Monotone functions and non-vanishing of derivative

The following result is well known:

If $f$ is continuous on $[a, b]$, differentiable on $(a, b)$ and $f'$ is non-zero on $(a, b)$ then $f$ is strictly monotone on $[a, b]$.

However if the derivative vanishes at a finite number of points in $(a, b)$ and apart from these derivative maintains a constant sign in $(a, b)$ then also the function is strictly monotone on $[a, b]$ (just split the interval into finite number of intervals using these points where derivative vanishes and $f$ is strictly monotone in same direction in each of these intervals).

Let's suppose now that $f$ is strictly monotone and continuous in $[a, b]$ and differentiable in $(a, b)$. What can we say about set of points $$A = \{x \mid x \in (a, b), f'(x) = 0\}$$ Can it be infinite? Can it be uncountable? How large the set $A$ can be?

Solution 1:

It's clear that $A$ must have empty interior. At least for closed sets that's a characterization:

Theorem If $A\subset[0,1]$ is compact with empty interior then there exists a strictly increasing $f\in C^1([0,1])$ such that $A$ is the zero set of $f'$.

Exercise Modify the following proof to show that we can even get $f$ infinitely differentiable.

Proof.
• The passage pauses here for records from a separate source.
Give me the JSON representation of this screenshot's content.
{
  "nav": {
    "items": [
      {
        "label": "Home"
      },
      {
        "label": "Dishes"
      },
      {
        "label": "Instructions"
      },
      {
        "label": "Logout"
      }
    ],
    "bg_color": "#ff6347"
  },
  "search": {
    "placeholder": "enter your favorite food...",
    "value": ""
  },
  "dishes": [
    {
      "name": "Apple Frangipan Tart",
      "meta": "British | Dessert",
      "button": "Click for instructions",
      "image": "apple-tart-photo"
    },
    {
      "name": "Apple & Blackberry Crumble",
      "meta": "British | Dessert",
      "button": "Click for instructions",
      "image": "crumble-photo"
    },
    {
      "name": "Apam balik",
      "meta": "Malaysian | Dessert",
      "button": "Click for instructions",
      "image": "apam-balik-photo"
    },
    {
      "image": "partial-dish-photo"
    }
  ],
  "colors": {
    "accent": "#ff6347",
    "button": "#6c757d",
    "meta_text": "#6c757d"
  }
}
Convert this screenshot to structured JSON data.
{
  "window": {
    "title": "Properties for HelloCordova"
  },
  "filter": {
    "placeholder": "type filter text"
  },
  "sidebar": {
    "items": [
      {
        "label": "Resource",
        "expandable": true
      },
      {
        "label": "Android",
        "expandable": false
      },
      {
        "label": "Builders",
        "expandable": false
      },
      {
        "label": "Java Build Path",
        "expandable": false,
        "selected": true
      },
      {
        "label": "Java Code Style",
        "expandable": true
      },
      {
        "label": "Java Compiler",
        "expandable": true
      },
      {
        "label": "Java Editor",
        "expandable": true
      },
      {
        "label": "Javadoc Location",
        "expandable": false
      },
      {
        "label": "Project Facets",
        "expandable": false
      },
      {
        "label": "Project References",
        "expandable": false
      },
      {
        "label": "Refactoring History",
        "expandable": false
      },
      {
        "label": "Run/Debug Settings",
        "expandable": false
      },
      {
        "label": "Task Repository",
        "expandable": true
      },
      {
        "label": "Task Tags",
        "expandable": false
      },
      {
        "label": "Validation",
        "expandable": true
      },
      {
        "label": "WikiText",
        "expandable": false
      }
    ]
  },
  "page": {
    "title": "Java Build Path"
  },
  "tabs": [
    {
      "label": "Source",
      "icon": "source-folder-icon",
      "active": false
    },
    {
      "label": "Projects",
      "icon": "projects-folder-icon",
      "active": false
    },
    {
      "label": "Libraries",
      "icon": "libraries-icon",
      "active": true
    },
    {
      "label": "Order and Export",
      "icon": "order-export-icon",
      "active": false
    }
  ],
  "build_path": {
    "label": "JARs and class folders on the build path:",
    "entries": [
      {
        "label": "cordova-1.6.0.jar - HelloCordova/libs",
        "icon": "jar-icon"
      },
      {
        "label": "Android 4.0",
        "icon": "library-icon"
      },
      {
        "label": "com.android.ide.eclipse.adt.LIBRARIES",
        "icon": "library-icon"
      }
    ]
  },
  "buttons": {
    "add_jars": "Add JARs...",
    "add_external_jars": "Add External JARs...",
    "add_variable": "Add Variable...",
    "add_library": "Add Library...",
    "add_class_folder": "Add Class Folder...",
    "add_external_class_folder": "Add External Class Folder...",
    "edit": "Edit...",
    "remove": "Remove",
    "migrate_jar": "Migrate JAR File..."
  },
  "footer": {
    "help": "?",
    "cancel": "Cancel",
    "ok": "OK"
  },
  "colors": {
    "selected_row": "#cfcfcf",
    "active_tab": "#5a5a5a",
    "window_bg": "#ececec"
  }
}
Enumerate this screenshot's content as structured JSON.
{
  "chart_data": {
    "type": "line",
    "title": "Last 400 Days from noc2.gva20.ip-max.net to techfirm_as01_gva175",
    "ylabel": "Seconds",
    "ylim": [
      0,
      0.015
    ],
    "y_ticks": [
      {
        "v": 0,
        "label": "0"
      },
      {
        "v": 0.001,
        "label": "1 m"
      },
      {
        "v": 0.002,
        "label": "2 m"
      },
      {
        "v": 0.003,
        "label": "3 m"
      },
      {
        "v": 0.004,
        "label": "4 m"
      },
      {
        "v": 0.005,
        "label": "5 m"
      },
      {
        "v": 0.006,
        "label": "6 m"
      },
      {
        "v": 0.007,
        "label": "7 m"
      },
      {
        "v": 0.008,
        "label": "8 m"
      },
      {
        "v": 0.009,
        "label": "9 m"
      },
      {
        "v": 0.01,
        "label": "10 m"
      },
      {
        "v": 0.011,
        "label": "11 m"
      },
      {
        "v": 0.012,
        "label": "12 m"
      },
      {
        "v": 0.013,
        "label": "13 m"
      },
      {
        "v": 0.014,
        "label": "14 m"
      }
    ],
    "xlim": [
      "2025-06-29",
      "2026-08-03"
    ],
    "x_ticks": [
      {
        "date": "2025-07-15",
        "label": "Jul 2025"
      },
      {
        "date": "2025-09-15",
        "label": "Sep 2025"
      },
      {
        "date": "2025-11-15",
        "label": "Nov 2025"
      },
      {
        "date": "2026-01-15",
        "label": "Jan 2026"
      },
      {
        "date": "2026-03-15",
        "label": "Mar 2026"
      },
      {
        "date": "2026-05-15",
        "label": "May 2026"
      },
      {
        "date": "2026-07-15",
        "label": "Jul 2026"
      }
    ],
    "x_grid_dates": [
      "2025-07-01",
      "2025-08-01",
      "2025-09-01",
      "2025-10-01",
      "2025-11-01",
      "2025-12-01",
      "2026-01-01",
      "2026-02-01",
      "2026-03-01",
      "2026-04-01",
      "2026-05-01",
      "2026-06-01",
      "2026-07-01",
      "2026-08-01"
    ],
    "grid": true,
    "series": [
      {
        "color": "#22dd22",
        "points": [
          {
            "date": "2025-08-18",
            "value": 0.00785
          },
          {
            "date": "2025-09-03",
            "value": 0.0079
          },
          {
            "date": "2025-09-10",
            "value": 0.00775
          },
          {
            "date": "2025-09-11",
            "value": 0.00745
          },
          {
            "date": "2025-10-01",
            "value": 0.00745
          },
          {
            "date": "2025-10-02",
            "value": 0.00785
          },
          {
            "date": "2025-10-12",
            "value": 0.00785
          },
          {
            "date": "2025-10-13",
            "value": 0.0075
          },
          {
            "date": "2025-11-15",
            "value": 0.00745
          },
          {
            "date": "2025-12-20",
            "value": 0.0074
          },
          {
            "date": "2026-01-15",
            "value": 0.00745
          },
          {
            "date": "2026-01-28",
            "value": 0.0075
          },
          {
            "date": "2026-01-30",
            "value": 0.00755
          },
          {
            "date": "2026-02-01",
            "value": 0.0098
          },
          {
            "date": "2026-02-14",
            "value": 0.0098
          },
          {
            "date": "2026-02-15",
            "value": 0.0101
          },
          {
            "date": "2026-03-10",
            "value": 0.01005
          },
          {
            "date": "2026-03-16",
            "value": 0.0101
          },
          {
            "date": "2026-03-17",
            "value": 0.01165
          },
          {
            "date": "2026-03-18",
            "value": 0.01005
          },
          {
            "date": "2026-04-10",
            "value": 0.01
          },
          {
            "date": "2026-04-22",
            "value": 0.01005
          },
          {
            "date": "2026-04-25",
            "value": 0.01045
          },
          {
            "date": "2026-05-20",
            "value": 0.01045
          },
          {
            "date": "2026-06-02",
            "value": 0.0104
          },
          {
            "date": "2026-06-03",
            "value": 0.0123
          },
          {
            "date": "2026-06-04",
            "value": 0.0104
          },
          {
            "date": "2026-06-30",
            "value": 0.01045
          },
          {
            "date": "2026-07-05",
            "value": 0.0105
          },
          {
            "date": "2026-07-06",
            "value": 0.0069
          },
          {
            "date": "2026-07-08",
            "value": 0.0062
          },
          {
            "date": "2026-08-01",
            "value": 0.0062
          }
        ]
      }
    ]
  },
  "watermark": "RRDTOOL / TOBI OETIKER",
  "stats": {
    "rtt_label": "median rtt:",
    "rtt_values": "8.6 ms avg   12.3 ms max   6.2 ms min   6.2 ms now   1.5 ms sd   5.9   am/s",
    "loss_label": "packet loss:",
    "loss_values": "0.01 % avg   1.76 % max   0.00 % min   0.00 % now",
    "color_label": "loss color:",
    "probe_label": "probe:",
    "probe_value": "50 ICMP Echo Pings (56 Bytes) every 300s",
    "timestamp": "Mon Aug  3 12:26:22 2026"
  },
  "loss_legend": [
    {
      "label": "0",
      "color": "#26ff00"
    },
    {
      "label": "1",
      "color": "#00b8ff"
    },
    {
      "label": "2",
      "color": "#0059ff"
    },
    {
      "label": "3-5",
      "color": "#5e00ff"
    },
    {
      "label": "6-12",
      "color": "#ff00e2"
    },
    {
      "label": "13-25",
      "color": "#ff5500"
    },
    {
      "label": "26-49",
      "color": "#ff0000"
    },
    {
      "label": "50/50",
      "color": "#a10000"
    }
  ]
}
Say the connected components of $[0,1]\setminus A$ are $I_1,\dots$. Each $I_n$ is a relatively open interval; there exist $a_n$, $b_n$ with $$I_n\cap(0,1)=(a_n,b_n).$$

Choose $f_n\in C^1(\Bbb R)$ so that $f_n(t)=0$ for all $t\le a_n$, $f(t)=1$ for all $t\ge b_n$, and $f_n'(t)>0$ for all $t\in(a_n,b_n)$. Choose $c_n>0$ so that $$\sum_n c_n\sup_t(|f_n(t)|+|f_n'(t)|)<\infty,$$and let $$f=\sum_n c_nf_n.$$The hypothesis implies that $$f'=\sum_nc_nf_n',$$so $f$ is continuously differentiable and $$\{t\in[0,1]:f'(t)=0\}=A.$$And $f$ is strictly increasing: Say $0\le x<y\le 1$. Since $A$ has empty interior there exists $t\in(x,y)$ with $f'(t)>0$. QED

Solution 2:

On $[0,1]$, consider $$ \frac{\mathrm{d}}{\mathrm{d}x}\frac x{1-x\sin\left(\frac1x\right)}=\frac{1-\cos\left(\frac1x\right)}{\left(1-x\sin\left(\frac1x\right)\right)^2} $$